Last week, in Henneberry v. Pharoan, the Maryland Court of Special Appeals looked at the question of whether there can be a breach of contract lawsuit that runs concurrently with a medical malpractice claim. The case clarifies Maryland law on when a breach of contract claim might jive with a medical malpractice claim.
The gist of the plaintiff’s complaint is that the doctor failed to completely resect the entire appendix which necessitated another surgery. While undoubtedly a traumatic event for the plaintiff, this is not a particularly serious case by medical malpractice standards. We have been making it a point to follow every malpractice case that gets filed in Maryland. This is the bottom 10% of medical malpractice lawsuit in Maryland with respect to severity of injury (of non-dental malpractice claims).
In any event, Plaintiff went to the ER at Greater Baltimore Medical Center (GBMC) in Towson with abdominal pain. She was treated by the defendant, a surgeon affiliated with GBMC and Franklin Square, who was the surgeon on call. for the emergency room. A CT scan was ordered and plaintiff was diagnosed with acute appendicitis. The defendant recommended taking out the plaintiff’s appendix. Surgery was performed. The defendant described an apparently uneventful surgery. But pathology confirmed that a stump had been left behind.

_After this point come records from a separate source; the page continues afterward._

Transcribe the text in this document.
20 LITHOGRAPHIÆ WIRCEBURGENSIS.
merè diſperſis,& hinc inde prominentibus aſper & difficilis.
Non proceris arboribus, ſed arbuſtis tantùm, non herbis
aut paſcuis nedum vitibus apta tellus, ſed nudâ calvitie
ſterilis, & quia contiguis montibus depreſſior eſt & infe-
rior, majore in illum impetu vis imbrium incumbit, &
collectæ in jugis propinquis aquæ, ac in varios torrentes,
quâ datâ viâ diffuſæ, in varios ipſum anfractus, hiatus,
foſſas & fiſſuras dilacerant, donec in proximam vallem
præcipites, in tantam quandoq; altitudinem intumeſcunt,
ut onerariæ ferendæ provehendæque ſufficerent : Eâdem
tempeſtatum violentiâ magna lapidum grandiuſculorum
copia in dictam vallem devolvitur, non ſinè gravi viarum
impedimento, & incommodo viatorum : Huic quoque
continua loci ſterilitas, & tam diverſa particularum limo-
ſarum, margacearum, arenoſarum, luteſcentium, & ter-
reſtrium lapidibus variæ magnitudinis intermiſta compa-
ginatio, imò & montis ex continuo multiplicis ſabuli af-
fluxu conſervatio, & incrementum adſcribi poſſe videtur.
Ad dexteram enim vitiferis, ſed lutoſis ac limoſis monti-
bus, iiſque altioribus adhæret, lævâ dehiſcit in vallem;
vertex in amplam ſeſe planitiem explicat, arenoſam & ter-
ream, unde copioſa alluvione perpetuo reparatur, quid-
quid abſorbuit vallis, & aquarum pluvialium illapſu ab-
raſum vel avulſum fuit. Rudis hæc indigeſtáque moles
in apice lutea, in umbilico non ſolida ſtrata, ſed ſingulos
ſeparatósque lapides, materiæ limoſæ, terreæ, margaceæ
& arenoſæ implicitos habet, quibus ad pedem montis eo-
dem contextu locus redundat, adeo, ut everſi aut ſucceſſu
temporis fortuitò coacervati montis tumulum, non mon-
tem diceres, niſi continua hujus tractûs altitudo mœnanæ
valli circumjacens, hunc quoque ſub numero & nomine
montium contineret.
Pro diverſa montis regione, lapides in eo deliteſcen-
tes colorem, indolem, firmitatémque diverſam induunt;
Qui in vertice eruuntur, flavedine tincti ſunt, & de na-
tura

Plaintiff filed suit in the Circuit Court for Baltimore County seeking compensation as the result of malpractice in treating her acute appendicitis. Specifically, she contended left a 3.2 centimeters appendiceal stump and that she needed a second procedure. Plaintiff included a breach of contract count arguing that the doctor broke his promise in failing to removed her appendix.
The doctor filed a motion for summary judgment and a motion to dismiss the contract count. Judge John F. Fader II denied the motion for summary judgment. A few months later, Judge Vicki Ballou-Watts heard oral arguments on the motion to dismiss and granted the motion.
The case went to trial and the jury found in favor of the doctor. Plaintiff appeal on the breach of contract.
Motion to Dismiss Standard of Review
As a preliminary matter, the court began by addressing the issue of whether the plaintiff suffered prejudice when Judge Ballou-Watts considered evidence extrinsic to the complaint. Specifically, the judge looked at the consent form for the surgery that, as you would expect, excluded any warranty or guarantee concerning the outcome of the operation.
This is an interesting intellectual issue. But in most cases, this one included, it is hard to imagine less on the line. If your only path to defeating a motion to dismiss is compelling the judge to look at the four corners of your complaint, you are forestalling the inevitable. But Judge Stuart R. Berger, who wrote the opinion for the court, took the time to thoroughly address the issue.
Maryland Rule 2-322(c) states in pertinent part:
If, on a motion to dismiss for failure of the pleading to state a claim upon which relief can be granted, matters outside the pleading are presented to and not excluded by the court, the motion shall be treated as one for summary judgment and disposed of as provided in Rule 2-501, and all parties shall be given reasonable opportunity to present all material made pertinent to such a motion by Rule 2-501.
Judge Burger recognized that there is a possibility for prejudice when converting a motion to dismiss to a motion for summary judgment under Rule 2-322 because the nonmoving party is not ready to present it only extrinsic evidence. But the court points out that this concern is not present here because there was ample opportunity to fully brief the issues.
Breach of Contract
Plaintiff’s argument is that the failure to take out the appendix is a breach of contract. It makes some sense, right? Maryland law is clear that except in emergency or gratuitous situations, the doctors and patients have a contractual relationship. Plaintiff reasons from this that because there was a contractual obligation to perform an appendectomy, the failure to properly complete the job is a breach of contract. But the court ruled that Maryland law ordinarily requires these disputes to be carried out through the tort system because the failure to exercise that care is tortious in nature absent some extra, special promise that did not happen here.
The court specifically ruled that
We do not recognize contract actions in medical malpractice cases unless the physician made some special promise or warranty apart from a promise to use the medical skill necessary to deliver the treatment in the manner generally accepted by other physicians in the community. In some cases, however, the court may find that these special circumstances exist and that a jury may consider whether the physician breached a contract that is separate and distinct from the physician’s agreement to provide medical treatment.
The public policy the court does discuss is that allowing plaintiffs’ malpractice lawyers to bring breach of contract cases for negligence is an end run around our malpractice statutory scheme that requires significant hurdles to pursue medical error claims against doctors in Maryland. I like to support plaintiffs whenever I can. But I think this is the right result in this case.